Dalam Islam, orang yang berpuasa bukan saja diukur dari parameter fisikal (tidak makan, minum, dan berhubungan suami istri), melainkan juga dinilai dari perilaku sosialnya. Bahkan puasa menjadi semacam garansi bagi pelakunya untuk tidak berbuat hal-hal yang merugikan.
“Sesungguhnya puasa adalah sebagai penghalang bagi kamu untuk tidak berbuat hal-hal yang tercela,” sabda Rasulullah SAW. Apa artinya? Ternyata Islam sangat berkepentingan untuk membangun masyarakat yang beradab.

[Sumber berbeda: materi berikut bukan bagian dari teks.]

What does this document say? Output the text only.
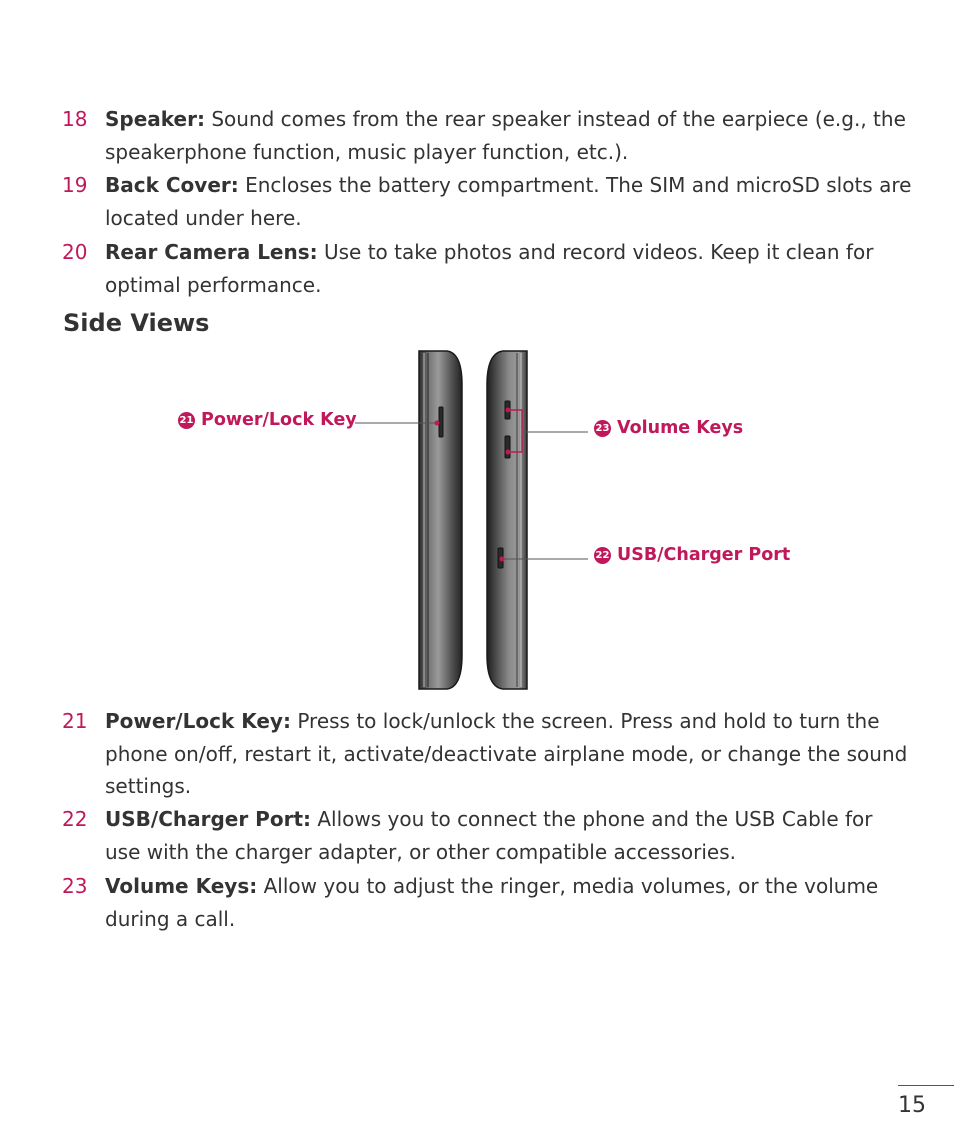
18 Speaker: Sound comes from the rear speaker instead of the earpiece (e.g., the speakerphone function, music player function, etc.).
19 Back Cover: Encloses the battery compartment. The SIM and microSD slots are located under here.
20 Rear Camera Lens: Use to take photos and record videos. Keep it clean for optimal performance.
Side Views
21 Power/Lock Key	23 Volume Keys
22 USB/Charger Port
21 Power/Lock Key: Press to lock/unlock the screen. Press and hold to turn the phone on/off, restart it, activate/deactivate airplane mode, or change the sound settings.
22 USB/Charger Port: Allows you to connect the phone and the USB Cable for use with the charger adapter, or other compatible accessories.
23 Volume Keys: Allow you to adjust the ringer, media volumes, or the volume during a call.
15
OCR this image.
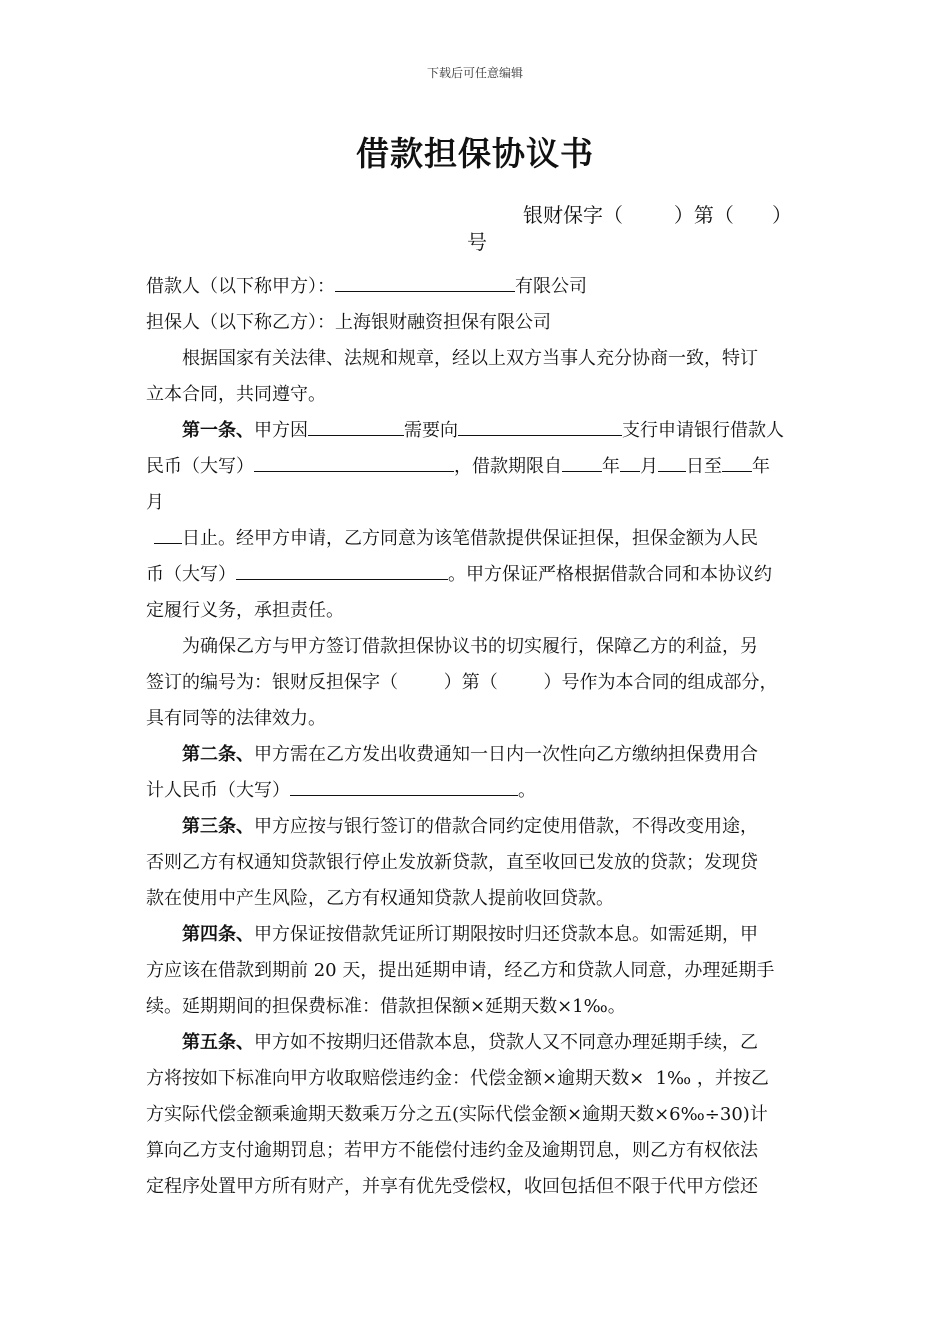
下载后可任意编辑
借款担保协议书
银财保字（        ）第（      ）
号
借款人（以下称甲方）：	有限公司
担保人（以下称乙方）：上海银财融资担保有限公司
根据国家有关法律、法规和规章，经以上双方当事人充分协商一致，特订
立本合同，共同遵守。
第一条、甲方因	需要向	支行申请银行借款人
民币（大写）	，借款期限自 年 月 日至 年
月
日止。经甲方申请，乙方同意为该笔借款提供保证担保，担保金额为人民
币（大写）	。甲方保证严格根据借款合同和本协议约
定履行义务，承担责任。
为确保乙方与甲方签订借款担保协议书的切实履行，保障乙方的利益，另
签订的编号为：银财反担保字（        ）第（        ）号作为本合同的组成部分，
具有同等的法律效力。
第二条、甲方需在乙方发出收费通知一日内一次性向乙方缴纳担保费用合
计人民币（大写）	。
第三条、甲方应按与银行签订的借款合同约定使用借款，不得改变用途，
否则乙方有权通知贷款银行停止发放新贷款，直至收回已发放的贷款；发现贷
款在使用中产生风险，乙方有权通知贷款人提前收回贷款。
第四条、甲方保证按借款凭证所订期限按时归还贷款本息。如需延期，甲
方应该在借款到期前 20 天，提出延期申请，经乙方和贷款人同意，办理延期手
续。延期期间的担保费标准：借款担保额×延期天数×1‰。
第五条、甲方如不按期归还借款本息，贷款人又不同意办理延期手续，乙
方将按如下标准向甲方收取赔偿违约金：代偿金额×逾期天数×  1‰ ，并按乙
方实际代偿金额乘逾期天数乘万分之五(实际代偿金额×逾期天数×6‰÷30)计
算向乙方支付逾期罚息；若甲方不能偿付违约金及逾期罚息，则乙方有权依法
定程序处置甲方所有财产，并享有优先受偿权，收回包括但不限于代甲方偿还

Kedua, dengan prinsip seperti itu, tentu menjadi tanda tanya besar ketika muncul tuduhan dari pihak-pihak lain, bahwa Islam atau setidaknya kelompok umat Islam dikait-kaitkan dengan berbagai tindakan terror, menakut-nakuti, merusak, dan membunuh manusia tanpa landasan syar’i. Jangankan berbuat seperti itu, mencaci-maki pembantu saja sangat dibenci oleh Islam. Oleh karena itu sangat tidak beralasan jika (umat) Islam dijadikan hantu atas segala kejahatan terorisme, seperti yang kini sedang difitnahkan itu.
Ketiga, jika kita mau jujur, kenyataan yang justru terjadi adalah sebaliknya, sering kali orang Islam justru mendapat teror. Contoh paling sederhana adalah munculnya kebiasaan membunyikan petasan setiap kali bulan Ramadhan tiba. Tentu menyalakan petasan di saat puasa Ramadhan itu bukan bagian dari tradisi Islam.
Maka kita pantas bertanya, apa sebenarnya dibalik “budaya” petasan di bulan Ramadan? Sementara, pihak yang berwenang, meskipun secara normatif melarangnya, terlihat tidak bersungguh-sungguh dalam memberantasnya.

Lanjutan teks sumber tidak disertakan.